SUBSIDIARY FEATURES: Four raised flowerbeds in front of original building with low brick walls with stone coping topped by low iron fencing set between stone piers, with fencing set in stone kerbs in front of basement areas.
HISTORY: Hyde was incorporated as a municipal borough in 1881. Subsequently a town hall was commissioned from James William Beaumont, a prominent Manchester architect, who went on to win a competition for his design of the Whitworth Art Gallery, Manchester (q.v.). The foundation stone for Hyde Town Hall was laid on June 30 1883. The clock and bells of the tower were presented by Joshua Bradley, a local man who had risen from child factory worker to councillor. The building was later extended; the foundation stone on Corporation Street is dated Feb 8th 1913. Hyde Town Hall was recently refurbished to provide conference facilities in the principal rooms.
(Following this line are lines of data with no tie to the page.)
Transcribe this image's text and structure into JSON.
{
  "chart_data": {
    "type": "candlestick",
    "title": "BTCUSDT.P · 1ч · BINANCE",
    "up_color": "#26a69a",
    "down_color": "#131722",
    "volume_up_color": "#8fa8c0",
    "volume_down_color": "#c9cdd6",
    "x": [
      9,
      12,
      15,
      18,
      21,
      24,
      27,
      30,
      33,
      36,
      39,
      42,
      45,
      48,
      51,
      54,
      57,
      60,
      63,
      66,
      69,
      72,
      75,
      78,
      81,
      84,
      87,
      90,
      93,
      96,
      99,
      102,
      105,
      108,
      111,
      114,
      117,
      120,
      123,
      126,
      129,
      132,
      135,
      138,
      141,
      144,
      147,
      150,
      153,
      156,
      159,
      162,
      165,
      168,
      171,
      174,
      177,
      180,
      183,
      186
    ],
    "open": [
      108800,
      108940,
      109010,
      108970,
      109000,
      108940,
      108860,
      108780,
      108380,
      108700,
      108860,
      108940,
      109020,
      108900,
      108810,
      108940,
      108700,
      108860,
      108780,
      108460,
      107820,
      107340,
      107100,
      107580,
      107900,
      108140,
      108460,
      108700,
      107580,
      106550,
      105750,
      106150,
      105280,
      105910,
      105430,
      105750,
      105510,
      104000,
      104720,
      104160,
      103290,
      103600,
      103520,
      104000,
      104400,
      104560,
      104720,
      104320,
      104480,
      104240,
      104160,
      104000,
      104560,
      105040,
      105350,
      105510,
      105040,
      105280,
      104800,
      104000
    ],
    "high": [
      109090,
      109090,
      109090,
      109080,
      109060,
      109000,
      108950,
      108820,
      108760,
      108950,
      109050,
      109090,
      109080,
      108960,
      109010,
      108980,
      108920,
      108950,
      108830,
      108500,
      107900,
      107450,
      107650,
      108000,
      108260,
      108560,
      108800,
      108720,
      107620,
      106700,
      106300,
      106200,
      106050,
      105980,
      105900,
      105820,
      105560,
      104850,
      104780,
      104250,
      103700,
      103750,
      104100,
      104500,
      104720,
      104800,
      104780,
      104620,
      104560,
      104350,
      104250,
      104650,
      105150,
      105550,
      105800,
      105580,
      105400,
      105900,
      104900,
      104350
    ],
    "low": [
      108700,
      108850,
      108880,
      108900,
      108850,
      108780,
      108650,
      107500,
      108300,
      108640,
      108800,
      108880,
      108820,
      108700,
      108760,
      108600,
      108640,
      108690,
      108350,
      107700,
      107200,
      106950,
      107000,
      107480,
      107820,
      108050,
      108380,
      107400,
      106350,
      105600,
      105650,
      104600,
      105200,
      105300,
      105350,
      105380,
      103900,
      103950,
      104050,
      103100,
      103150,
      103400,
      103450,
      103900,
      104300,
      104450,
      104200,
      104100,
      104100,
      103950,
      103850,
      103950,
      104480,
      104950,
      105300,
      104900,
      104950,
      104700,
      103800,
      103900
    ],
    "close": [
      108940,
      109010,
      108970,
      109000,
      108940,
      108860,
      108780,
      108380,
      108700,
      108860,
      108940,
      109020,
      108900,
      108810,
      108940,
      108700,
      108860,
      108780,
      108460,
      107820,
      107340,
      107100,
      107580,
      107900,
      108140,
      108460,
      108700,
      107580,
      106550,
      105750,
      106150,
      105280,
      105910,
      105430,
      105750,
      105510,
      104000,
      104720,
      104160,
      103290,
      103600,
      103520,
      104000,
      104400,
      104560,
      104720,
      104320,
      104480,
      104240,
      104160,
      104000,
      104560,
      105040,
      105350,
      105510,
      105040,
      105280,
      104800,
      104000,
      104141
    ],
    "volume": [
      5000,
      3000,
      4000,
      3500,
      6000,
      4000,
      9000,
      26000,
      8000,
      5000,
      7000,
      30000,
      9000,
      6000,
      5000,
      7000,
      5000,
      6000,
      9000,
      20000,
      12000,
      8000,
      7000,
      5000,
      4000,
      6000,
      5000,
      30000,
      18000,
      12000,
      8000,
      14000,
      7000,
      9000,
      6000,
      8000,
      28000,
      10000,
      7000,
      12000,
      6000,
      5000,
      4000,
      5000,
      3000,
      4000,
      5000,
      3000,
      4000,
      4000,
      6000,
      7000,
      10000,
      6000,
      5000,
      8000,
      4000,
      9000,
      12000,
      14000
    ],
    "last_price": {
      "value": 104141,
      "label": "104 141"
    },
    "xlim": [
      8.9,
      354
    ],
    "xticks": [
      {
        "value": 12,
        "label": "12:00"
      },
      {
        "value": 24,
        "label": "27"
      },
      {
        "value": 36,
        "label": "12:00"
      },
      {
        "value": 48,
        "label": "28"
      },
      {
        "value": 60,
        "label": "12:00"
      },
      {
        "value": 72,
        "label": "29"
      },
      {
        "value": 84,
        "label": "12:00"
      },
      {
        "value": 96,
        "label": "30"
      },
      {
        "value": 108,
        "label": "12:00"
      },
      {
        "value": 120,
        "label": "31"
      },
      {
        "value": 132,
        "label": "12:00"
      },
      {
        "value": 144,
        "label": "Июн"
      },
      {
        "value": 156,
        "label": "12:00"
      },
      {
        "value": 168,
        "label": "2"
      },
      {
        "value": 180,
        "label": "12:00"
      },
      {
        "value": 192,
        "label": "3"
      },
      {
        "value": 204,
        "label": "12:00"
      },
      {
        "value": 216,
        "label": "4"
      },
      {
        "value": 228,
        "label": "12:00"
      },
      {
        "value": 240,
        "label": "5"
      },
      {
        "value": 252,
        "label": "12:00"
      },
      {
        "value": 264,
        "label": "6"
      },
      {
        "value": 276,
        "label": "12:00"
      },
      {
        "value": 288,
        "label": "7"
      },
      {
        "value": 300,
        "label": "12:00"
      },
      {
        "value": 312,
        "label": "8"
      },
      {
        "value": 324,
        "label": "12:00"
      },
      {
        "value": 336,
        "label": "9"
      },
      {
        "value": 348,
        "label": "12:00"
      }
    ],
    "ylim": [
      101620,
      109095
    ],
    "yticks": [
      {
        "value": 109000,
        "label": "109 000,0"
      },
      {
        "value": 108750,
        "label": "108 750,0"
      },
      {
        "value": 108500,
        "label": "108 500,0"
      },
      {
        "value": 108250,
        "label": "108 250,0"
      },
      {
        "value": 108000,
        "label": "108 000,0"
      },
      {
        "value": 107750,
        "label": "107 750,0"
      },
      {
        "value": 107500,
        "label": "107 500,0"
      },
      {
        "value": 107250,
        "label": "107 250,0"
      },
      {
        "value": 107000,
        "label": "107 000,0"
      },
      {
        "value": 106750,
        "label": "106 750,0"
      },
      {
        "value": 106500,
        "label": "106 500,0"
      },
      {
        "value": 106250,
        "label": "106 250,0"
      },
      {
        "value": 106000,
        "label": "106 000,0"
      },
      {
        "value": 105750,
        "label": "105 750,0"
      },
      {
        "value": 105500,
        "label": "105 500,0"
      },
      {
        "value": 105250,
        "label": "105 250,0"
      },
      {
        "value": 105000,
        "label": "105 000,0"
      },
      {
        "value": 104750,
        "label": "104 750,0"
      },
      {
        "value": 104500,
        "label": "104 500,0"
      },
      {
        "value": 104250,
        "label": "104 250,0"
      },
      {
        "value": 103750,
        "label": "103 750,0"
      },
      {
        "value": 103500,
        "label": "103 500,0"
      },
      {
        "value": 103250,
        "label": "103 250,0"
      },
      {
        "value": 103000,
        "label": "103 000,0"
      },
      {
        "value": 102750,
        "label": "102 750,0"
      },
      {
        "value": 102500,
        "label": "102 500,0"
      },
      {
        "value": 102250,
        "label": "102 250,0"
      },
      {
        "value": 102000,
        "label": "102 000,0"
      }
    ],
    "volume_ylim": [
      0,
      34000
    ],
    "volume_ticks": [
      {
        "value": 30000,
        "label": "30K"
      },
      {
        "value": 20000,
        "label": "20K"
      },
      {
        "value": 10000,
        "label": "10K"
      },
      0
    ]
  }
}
The former police station was converted to offices.
REASONS FOR DESIGNATION
Hyde Town Hall is designated at Grade II for the following principal reasons:
* It is a symbolic expression of the town's new civic status awarded upon incorporation as a municipal borough in 1881
* It is a commanding building dominating the centre of the town, originally designed by James William Beaumont, a leading Manchester architect of the late C19 and early C20, and evolving into a larger civic complex with a sympathetic extension of facilities in 1913
* The quality of craftsmanship and detailing to the exterior of the original building
* The decorative treatment of the principal public areas, notably main entrance and stair hall, coloured leaded glass and fielded ceilings in the mayor's parlour, and council chamber, coloured leaded glass in the principal first-floor door and corridors of the original building, faience tiling, coloured and textured leaded glass, plasterwork, and light fittings of the 1913 extension.
This text is from the original listing, and may not necessarily reflect the current setting of the building.